Ce qui est très surprenant dans cette première partie de notre histoire, c’est que cette femme renonce à tout, même à la possibilité de revivre, sans y être poussée ni par la haine pour ceux qu’elle abandonne, ni par un amour exalté pour celui à qui elle se livre. Je ne sais si un homme aurait osé raconter ce suicide, car c’en est un, sans l’expliquer par l’égarement de la haine et de l’amour. Il n’y a pas trace de haine pour le mari ; au contraire, même en le quittant, elle le ménage ; elle lui épargne la honte ; elle embrasse ses enfants une dernière fois ; la scène est jolie plutôt que touchante. Il y a de la tendresse, il n’y a pas de déchirement. D’autre part, l’amour est bien récent, et, dans le récit du moins, il est assez calme. En tous cas, il manque d’emportement. Elle prépare toutes choses elle-même dans le plus petit détail, sans rien oublier ; le moment venu, elle plaisante avec ses convives. L’amant n’est averti que par une lettre, quand le sacrifice est consommé. La lettre n’est ni brûlante, ni délirante. C’est presque le style d’une lettre d’affaire. Une femme a vu dans l’âme d’une femme ce grand résultat d’une petite cause, cette résolution si promptement prise, si mal motivée, accomplie avec tant de sang-froid, et dont les conséquences sont si terribles. Un homme se serait donné bien de la peine pour expliquer tout cela. Il aurait tout exagéré, et il ne se serait pas cru, en dépit de ses exagérations, à l’abri du reproche d’invraisemblance. Mais ici l’auteur sait ce qu’il dit ; il dit ce qu’il veut, et il dit peut-être le secret de certains actes que nous n’arrivons jamais à comprendre, nous autres, parce que nous avons l’infériorité d’avoir du bon sens et de la réflexion.

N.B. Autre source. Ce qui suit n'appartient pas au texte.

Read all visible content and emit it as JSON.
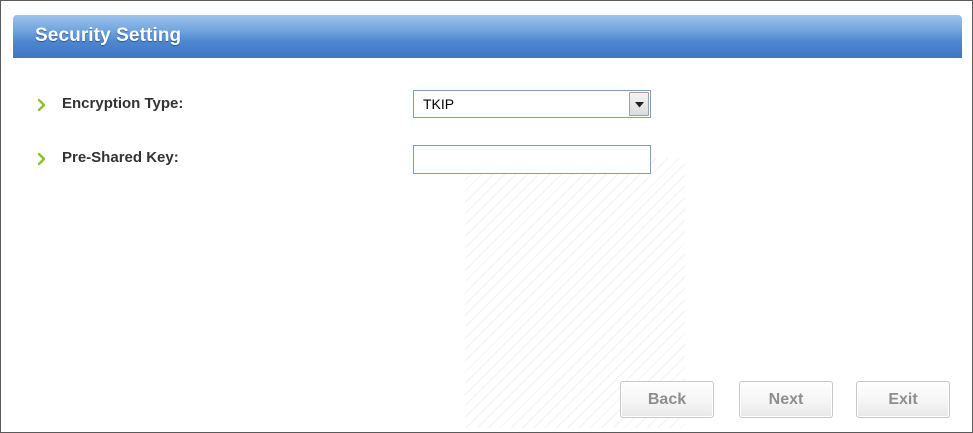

À Milan, les deux fugitifs ont une lune de miel qui dure dix-huit mois ; tout autant. L’auteur ne raconte pas cette histoire heureuse. Il s’attarde un peu à décrire le jardin et la toilette d’Élisabeth. Mais il n’a pas de description pour l’état de son âme, qui est toute au ravissement. Le monde évanoui, abandonné, perdu, ne la visite pas, dans ce long sommeil. Elle n’a pas même un souvenir pour les enfants.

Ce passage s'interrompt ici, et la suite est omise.